Biggest Loss of 2016? Civility

Two years ago, Chancellor Phyllis Wise took a stand against a Twitter-crazed academic whose tweets were more than polemical— they personally degraded American Jewish students, connecting all of them with what he described as a murderous regime. 
The media often characterized his tweets as “political” and “anti-Israel,” and they were that. But the media often missed the point that his tweets also degraded students simply by connecting their faith to a far-away war in Gaza and Israel. Salaita understood that Netanyahu was raised and educated in the U.S. (he holds two degrees from MIT)—and he blindly accused current American Jewish students of being indoctrinated to follow the current prime minister’s path. In Salaita’s awful words, these students were future IDF (Israel Defense Force) “murderers.”

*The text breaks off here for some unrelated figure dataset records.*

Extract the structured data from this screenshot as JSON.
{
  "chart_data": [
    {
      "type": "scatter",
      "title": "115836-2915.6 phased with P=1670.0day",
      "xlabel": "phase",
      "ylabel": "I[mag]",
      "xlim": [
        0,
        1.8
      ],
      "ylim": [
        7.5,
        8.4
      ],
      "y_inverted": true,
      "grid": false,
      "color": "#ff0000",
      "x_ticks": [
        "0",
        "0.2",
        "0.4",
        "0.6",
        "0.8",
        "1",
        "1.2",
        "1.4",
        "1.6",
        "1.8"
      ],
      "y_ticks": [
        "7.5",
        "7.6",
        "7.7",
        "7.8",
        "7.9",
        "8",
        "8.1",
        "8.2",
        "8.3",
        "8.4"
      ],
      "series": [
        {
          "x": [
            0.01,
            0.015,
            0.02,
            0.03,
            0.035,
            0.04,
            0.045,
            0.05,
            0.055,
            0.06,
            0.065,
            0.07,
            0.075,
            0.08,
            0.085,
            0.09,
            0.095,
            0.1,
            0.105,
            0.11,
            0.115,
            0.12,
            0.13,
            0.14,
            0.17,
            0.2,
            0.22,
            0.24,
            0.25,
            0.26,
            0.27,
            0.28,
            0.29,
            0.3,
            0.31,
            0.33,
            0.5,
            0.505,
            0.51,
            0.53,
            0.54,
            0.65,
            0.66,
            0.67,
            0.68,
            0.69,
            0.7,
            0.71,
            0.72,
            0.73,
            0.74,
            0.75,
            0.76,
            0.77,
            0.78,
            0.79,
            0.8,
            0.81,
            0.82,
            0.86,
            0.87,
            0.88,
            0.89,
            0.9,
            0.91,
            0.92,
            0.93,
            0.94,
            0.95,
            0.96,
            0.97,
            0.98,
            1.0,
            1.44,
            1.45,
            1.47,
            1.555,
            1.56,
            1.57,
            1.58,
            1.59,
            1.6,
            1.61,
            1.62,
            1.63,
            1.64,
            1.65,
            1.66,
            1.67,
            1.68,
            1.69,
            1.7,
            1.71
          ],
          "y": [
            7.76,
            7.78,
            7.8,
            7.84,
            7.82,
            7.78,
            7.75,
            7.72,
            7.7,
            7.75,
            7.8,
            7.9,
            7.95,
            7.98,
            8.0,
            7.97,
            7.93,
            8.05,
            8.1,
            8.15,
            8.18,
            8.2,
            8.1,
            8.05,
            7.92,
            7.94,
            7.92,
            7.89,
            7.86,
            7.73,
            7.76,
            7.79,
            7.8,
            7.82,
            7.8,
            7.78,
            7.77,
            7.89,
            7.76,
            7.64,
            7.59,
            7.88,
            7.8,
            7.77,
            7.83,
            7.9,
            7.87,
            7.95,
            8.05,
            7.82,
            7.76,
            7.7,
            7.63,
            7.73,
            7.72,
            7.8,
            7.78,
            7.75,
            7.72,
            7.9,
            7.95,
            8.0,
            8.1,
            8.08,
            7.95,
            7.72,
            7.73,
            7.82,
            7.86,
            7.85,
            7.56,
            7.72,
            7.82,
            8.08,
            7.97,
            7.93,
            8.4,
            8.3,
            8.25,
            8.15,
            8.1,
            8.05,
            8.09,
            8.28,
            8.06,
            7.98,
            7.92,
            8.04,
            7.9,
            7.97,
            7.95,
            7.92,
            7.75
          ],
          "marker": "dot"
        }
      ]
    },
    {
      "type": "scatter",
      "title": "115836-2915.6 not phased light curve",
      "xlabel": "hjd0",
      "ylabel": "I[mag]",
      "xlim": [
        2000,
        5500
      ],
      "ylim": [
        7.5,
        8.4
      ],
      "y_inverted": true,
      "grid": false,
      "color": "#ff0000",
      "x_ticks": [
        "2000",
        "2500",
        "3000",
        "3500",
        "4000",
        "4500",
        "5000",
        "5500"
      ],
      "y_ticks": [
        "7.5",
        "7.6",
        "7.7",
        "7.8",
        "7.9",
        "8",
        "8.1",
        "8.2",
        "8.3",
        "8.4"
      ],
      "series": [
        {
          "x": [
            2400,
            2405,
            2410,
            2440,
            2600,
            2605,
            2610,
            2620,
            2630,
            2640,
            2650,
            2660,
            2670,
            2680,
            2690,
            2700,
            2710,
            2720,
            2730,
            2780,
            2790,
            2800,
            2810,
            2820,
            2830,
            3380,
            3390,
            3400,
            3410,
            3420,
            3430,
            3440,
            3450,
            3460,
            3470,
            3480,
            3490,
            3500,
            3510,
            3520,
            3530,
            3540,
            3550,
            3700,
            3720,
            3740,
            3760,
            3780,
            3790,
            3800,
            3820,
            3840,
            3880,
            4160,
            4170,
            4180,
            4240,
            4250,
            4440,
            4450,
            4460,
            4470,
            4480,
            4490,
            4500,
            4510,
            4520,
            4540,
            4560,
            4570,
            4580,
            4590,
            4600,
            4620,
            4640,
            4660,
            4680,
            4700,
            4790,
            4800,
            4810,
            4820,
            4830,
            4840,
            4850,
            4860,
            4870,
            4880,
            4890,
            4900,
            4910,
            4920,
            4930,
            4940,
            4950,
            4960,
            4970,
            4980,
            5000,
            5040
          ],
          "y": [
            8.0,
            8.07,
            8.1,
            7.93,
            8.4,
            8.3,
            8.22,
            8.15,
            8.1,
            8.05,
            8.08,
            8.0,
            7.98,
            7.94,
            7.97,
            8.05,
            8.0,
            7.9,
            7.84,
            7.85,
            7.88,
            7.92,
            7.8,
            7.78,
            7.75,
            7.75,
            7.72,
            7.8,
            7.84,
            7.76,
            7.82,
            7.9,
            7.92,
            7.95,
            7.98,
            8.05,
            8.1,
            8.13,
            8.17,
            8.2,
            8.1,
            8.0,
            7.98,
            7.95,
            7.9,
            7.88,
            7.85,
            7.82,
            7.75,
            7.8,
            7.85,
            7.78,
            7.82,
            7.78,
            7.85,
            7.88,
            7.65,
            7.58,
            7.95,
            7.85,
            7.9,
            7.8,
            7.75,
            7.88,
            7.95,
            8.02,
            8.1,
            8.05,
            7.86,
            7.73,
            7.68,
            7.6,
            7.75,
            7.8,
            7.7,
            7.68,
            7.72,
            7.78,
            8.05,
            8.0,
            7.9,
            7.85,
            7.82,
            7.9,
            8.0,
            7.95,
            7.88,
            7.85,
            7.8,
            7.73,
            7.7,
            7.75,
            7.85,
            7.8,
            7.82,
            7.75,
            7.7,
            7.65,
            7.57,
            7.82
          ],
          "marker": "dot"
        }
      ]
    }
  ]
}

In the winter that preceded the Salaita affair, Chancellor Wise was subjected to vicious tweets by UIUC students who compared her to North Korea’s despot, Kim Jun Eun, because she ordered the campus to remain open in the midst of a severe “polar vortex” event. She had no choice but to make this decision. She did not order students or faculty to go to class—only that the campus could not shut down and stop vital services.
In 2016, we learned that these campus Twitter-storms were really the tip of a growing iceberg.
We— America, and the rest of the Internet-connected world— have entered the age of personal degradation; vicious stereotyping; “debates” that deeply insult war heroes, women, the disabled, Mexicans, Muslims … the list is too long and familiar to recount; extreme and existential threats; intolerance; racial superiority; and so on.
Chancellor Wise was derided by some for clinging to what her detractors said was an outdated and repressive code of civility.

I wonder how many of her critics realize in 2016— now that they (we) have been verbally brutalized by a dangerous American autocrat and intolerant followers— that Chancellor Wise was right about civility: If we cannot set a baseline for civil discourse, we cannot maintain our democratic society.  
This is not "PC"-- it is the tone and vocabulary of a democracy.
Today, the loudest, meanest, nastiest, outrageously deceitful, cutting voices drown out reason, facts, analysis, ambiguity, introspection.
We lost much in 2016-- much more than an election.